In fairness, I do think that the use of numbered headings here is appropriate. If you are going to deviate from the expected reading order, I do appreciate that you warned me about it.

27 October 2016

Link roundup for October 2016


Contrast matters, and web page designers are starting to forget that. Kevin Marks delves into how grey text is becoming so prominent on the web. Marks notes something I’ve talked about before: the difference between the screen and a poster handing on a wall.

(W)hen you design in perfect settings, with big, contrast-rich monitors, you blind yourself to users. To arbitrarily throw away contrast based on a fashion that “looks good on my perfect screen in my perfectly lit office” is abdicating designers’ responsibilities to the very people for whom they are designing.

Hat tip to Robert J. Sawyer.

It’s great when you have a lab to go to a conference with. But not everyone has a lab. Here are tips for how to rock a conference solo.

An occasional reminder that if your poster hangs for several days, create opportunities for people to give feedback when you are not there:



Hat tip to Ciera Martinez.

Stephen Heard is unimpressed with most conference badges. This led me to another discussion of badge shortcomings, both of which reminded me of an older article on conference badges in American Scientist (paywalled).

20 October 2016

Critique: Catching a DRAGON

Today’s poster is from Athanasios Psaltis, in my old stomping grounds in in Canada (McMaster University, to be exact).
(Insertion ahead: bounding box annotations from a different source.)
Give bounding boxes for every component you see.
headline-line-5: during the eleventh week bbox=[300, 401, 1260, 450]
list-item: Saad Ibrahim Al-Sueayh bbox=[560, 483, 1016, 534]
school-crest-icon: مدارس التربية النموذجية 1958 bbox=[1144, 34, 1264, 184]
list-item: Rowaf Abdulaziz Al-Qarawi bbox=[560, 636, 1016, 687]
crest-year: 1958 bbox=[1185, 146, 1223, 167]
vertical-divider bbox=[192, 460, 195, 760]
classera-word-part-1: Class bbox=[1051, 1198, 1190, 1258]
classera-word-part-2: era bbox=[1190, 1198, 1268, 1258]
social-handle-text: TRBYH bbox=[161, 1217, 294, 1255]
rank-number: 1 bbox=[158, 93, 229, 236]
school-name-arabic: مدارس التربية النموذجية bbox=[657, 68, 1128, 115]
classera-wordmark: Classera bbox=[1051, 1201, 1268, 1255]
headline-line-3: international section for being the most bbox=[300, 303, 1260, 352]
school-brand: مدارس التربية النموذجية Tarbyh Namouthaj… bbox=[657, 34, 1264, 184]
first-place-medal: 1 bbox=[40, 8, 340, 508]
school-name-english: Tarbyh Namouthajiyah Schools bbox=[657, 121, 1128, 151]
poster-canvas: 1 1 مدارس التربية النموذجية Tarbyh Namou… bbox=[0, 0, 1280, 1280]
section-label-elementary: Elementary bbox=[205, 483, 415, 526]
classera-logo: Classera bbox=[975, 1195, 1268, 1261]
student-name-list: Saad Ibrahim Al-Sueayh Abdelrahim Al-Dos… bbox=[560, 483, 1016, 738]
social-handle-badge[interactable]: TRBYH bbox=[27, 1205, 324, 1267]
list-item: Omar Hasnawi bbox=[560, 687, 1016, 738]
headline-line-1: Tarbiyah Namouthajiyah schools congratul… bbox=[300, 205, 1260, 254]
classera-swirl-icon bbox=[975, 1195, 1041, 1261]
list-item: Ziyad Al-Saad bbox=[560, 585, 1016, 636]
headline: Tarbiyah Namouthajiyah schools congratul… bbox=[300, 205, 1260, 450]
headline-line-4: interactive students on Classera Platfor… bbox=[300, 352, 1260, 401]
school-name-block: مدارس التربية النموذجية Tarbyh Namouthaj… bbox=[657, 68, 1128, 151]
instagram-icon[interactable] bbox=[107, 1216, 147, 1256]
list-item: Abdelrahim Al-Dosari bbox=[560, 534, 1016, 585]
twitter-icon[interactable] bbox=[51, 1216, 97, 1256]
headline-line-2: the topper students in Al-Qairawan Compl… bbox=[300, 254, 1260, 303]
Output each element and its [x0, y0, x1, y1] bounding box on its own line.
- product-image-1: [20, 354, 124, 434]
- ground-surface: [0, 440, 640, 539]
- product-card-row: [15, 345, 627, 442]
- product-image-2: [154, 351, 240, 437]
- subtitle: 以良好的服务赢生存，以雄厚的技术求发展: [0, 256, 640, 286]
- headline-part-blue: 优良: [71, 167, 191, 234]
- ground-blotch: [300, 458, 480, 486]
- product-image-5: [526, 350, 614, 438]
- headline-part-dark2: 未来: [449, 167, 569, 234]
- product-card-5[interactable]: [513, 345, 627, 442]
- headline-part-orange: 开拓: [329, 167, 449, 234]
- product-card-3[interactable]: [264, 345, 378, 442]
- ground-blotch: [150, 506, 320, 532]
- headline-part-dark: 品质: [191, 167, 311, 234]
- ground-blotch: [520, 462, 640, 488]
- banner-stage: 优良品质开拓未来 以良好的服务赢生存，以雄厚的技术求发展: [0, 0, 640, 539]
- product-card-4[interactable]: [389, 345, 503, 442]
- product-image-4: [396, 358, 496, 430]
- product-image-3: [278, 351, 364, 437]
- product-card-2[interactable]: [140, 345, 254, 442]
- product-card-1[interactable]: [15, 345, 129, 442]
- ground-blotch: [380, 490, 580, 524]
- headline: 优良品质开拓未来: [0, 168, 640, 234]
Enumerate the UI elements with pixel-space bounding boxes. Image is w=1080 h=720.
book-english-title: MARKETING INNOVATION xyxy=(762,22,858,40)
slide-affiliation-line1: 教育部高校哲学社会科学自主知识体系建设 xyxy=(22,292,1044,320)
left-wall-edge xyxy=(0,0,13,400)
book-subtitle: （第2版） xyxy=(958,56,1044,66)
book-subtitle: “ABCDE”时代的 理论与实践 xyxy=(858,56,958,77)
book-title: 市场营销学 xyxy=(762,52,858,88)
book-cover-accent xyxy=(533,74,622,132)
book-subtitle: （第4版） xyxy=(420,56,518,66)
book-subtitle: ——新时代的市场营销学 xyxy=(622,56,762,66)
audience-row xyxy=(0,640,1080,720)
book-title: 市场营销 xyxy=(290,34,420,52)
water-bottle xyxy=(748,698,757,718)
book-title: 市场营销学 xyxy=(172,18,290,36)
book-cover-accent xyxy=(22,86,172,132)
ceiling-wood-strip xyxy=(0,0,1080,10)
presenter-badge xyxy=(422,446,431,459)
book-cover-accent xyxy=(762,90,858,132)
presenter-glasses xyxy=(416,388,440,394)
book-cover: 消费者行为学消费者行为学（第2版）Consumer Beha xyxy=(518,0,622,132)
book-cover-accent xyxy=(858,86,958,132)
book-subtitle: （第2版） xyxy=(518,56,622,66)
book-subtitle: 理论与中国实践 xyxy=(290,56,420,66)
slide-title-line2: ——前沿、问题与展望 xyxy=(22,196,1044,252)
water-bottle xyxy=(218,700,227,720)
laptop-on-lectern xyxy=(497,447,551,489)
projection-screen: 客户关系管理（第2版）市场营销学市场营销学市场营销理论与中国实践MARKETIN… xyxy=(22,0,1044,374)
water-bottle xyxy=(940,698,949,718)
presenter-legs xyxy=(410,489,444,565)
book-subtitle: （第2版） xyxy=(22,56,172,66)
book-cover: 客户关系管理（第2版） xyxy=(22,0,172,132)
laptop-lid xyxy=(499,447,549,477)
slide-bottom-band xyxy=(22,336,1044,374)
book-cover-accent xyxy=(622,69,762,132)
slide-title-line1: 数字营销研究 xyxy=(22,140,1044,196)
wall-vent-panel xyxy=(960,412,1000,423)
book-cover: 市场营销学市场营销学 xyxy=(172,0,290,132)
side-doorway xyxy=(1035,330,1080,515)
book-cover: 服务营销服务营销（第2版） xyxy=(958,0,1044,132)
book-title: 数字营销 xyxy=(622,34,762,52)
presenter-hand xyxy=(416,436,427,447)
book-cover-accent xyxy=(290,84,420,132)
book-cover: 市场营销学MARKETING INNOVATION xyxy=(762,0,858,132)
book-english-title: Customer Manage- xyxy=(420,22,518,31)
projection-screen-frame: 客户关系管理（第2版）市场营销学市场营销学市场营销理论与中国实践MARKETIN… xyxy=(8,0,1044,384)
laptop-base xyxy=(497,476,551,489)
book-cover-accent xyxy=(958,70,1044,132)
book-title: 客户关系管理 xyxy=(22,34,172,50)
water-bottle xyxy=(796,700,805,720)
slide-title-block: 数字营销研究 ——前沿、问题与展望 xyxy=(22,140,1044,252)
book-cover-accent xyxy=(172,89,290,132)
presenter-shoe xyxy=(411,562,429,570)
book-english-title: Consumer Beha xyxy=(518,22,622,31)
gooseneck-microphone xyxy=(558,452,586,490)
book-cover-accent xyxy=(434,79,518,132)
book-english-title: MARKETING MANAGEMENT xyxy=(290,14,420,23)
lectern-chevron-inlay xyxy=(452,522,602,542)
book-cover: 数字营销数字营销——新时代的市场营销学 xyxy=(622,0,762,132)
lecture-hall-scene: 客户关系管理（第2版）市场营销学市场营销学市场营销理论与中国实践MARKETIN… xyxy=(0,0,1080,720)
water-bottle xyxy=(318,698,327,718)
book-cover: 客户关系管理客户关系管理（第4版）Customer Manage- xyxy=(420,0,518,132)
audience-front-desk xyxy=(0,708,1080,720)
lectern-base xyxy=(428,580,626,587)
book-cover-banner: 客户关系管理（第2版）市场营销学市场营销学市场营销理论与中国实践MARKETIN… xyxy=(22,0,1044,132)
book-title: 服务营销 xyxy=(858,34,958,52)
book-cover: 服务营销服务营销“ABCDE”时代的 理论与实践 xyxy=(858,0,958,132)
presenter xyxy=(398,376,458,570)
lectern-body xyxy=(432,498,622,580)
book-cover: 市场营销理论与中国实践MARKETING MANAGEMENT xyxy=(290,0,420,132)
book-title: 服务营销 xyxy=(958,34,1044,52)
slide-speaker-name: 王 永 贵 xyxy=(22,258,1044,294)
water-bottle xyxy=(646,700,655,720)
This poster was shown at a school on “Origin of nuclei in the universe,” and appears here with his permission. Click to enlarge!


I appreciated immediately was that I could read everything on this poster, even shrunk down on the computer screen. You only have to go back a week on this blog to see that this doesn’t always happen.

The mix of red, or bold, or red and bold for emphasis would be better replaced with just one style. I liked the use of red bolding for emphasis on the left introductory material, and wish it was carried over on the right side (e.g., “transmission” and “efficiency” in the “Testing the DRAGON” section). Athanasios agreed.

The bullet points in the introduction are adding space, but not much clarity, at least for me. The “1, 2, 3” numbering under “Wanajo” works, though, and I would leave that.

Dashes or hyphens should have spaces on both sides, or neither. Seeing spaces on only one side of the dash in the pointers to the figures (e.g., “Figure 1- Right”) is making me crazy in an obsessive type nerd way.

The ticks in the Figure 1 graphs are a bit obtrusive. I understand log scales need a lot of ticks, but they don’t need to be protruding so far into the graph. They could be shorter. I would try removing the top and right axes, too. Or, if the top and right lines stay, remove the tick marks.